Bediako's intellectual credentials gave special weight to an evaluation that might puzzle Westerners. Although he drew on both English and French cultural sources, he wanted above all to formulate a distinctively African theology. Just as such ancient pioneers as Justin Martyr and Clement of Alexandria rooted the faith in the Hellenistic and Roman cultures of their day, so Bediako strove to establish a firmly African context for the surging African Christianity of the late 20th century.
For Bediako, Hebrews was significant because of its elaborate discussion of blood sacrifice and its relationship to the Christian proclamation. Hebrews assumes deep knowledge of the Jewish
temple ritual, and its author knows a great deal about the practical minutiae of sacrificial rituals: he knows, for example, that sacrificial blood is not just shed, it is sprinkled. His core message, though, is that these sacrifices have been superseded by the once-and-for-all sacrifice of Christ. Christ, the ultimate high priest, is the culmination and conclusion of all sacrifices.

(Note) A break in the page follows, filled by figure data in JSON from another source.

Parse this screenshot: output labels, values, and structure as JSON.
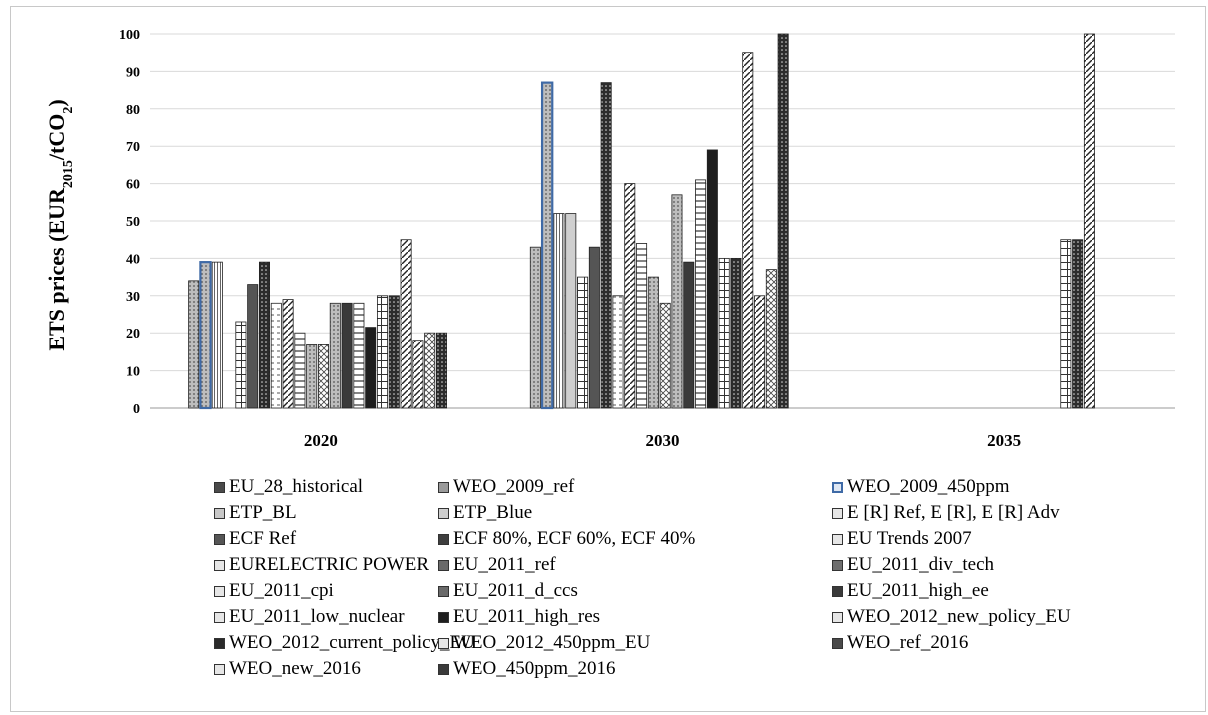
{
  "chart_data": {
    "type": "bar",
    "ylabel_parts": [
      "ETS prices (EUR",
      "2015",
      "/tCO",
      "2",
      ")"
    ],
    "ylim": [
      0,
      100
    ],
    "yticks": [
      "0",
      "10",
      "20",
      "30",
      "40",
      "50",
      "60",
      "70",
      "80",
      "90",
      "100"
    ],
    "categories": [
      "2020",
      "2030",
      "2035"
    ],
    "grid": true,
    "legend_position": "bottom",
    "series": [
      {
        "name": "EU_28_historical",
        "values": [
          null,
          null,
          null
        ],
        "fill": "#4a4a4a",
        "pattern": "solid"
      },
      {
        "name": "WEO_2009_ref",
        "values": [
          34,
          43,
          null
        ],
        "fill": "#9a9a9a",
        "pattern": "dots"
      },
      {
        "name": "WEO_2009_450ppm",
        "values": [
          39,
          87,
          null
        ],
        "fill": "#ffffff",
        "pattern": "blue"
      },
      {
        "name": "ETP_BL",
        "values": [
          39,
          52,
          null
        ],
        "fill": "#c8c8c8",
        "pattern": "vlines"
      },
      {
        "name": "ETP_Blue",
        "values": [
          null,
          52,
          null
        ],
        "fill": "#cfcfcf",
        "pattern": "solid-light"
      },
      {
        "name": "E [R] Ref, E [R], E [R] Adv",
        "values": [
          23,
          35,
          null
        ],
        "fill": "#ffffff",
        "pattern": "grid"
      },
      {
        "name": "ECF Ref",
        "values": [
          33,
          43,
          null
        ],
        "fill": "#555555",
        "pattern": "solid"
      },
      {
        "name": "ECF 80%, ECF 60%, ECF 40%",
        "values": [
          39,
          87,
          null
        ],
        "fill": "#3e3e3e",
        "pattern": "darkdots"
      },
      {
        "name": "EU Trends 2007",
        "values": [
          28,
          30,
          null
        ],
        "fill": "#ffffff",
        "pattern": "dashes"
      },
      {
        "name": "EURELECTRIC POWER",
        "values": [
          29,
          60,
          null
        ],
        "fill": "#ffffff",
        "pattern": "diag"
      },
      {
        "name": "EU_2011_ref",
        "values": [
          20,
          44,
          null
        ],
        "fill": "#6a6a6a",
        "pattern": "hlines"
      },
      {
        "name": "EU_2011_div_tech",
        "values": [
          17,
          35,
          null
        ],
        "fill": "#6e6e6e",
        "pattern": "dots"
      },
      {
        "name": "EU_2011_cpi",
        "values": [
          17,
          28,
          null
        ],
        "fill": "#ffffff",
        "pattern": "cross"
      },
      {
        "name": "EU_2011_d_ccs",
        "values": [
          28,
          57,
          null
        ],
        "fill": "#6a6a6a",
        "pattern": "dots"
      },
      {
        "name": "EU_2011_high_ee",
        "values": [
          28,
          39,
          null
        ],
        "fill": "#3a3a3a",
        "pattern": "solid"
      },
      {
        "name": "EU_2011_low_nuclear",
        "values": [
          28,
          61,
          null
        ],
        "fill": "#ffffff",
        "pattern": "hlines"
      },
      {
        "name": "EU_2011_high_res",
        "values": [
          21.5,
          69,
          null
        ],
        "fill": "#1e1e1e",
        "pattern": "solid"
      },
      {
        "name": "WEO_2012_new_policy_EU",
        "values": [
          30,
          40,
          45
        ],
        "fill": "#ffffff",
        "pattern": "grid"
      },
      {
        "name": "WEO_2012_current_policy_EU",
        "values": [
          30,
          40,
          45
        ],
        "fill": "#2a2a2a",
        "pattern": "darkdots"
      },
      {
        "name": "WEO_2012_450ppm_EU",
        "values": [
          45,
          95,
          100
        ],
        "fill": "#ffffff",
        "pattern": "diag"
      },
      {
        "name": "WEO_ref_2016",
        "values": [
          18,
          30,
          null
        ],
        "fill": "#4a4a4a",
        "pattern": "diag"
      },
      {
        "name": "WEO_new_2016",
        "values": [
          20,
          37,
          null
        ],
        "fill": "#ffffff",
        "pattern": "cross"
      },
      {
        "name": "WEO_450ppm_2016",
        "values": [
          20,
          100,
          null
        ],
        "fill": "#3a3a3a",
        "pattern": "darkdots"
      }
    ]
  }
}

As the temple cult ceased after the Romans conquered Jerusalem in 70 AD, those arguments became less significant to later believers, and modern audiences often find concepts of sacrifice and atonement irrelevant or even shocking. At best, they are of archaeological interest.
That dismissive Western attitude contrasts sharply with the perspective in Africa, where the idea of blood sacrifice is deeply entrenched and is the backdrop to any Christian theological debates over atonement and justification. Bediako wrote in a society with a "deep tradition of sacrifice, priestly mediation and ancestral function." In Ghana, the turning points of the year were marked by the purification ritual of the Odwira, with its attendant sacrifices.
Now, though, Christians have proclaimed that these rites are obsolete. As Bediako wrote, they "have in fact been fulfilled and transcended by the one, perfect Odwira that Jesus Christ has performed once for all. . . . The Odwira to end all Odwiras has taken place through the death of Jesus Christ."
Hebrews thus becomes a decisive weapon for African Christians who are appalled by the idea that importing blood sacrifice into the churches would represent a valuable form of inculturation. The book is a manifesto warning against the slightest concession to syncretism. Amazing as it might seem to Europeans in Luther's time or afterward, Hebrews still speaks today.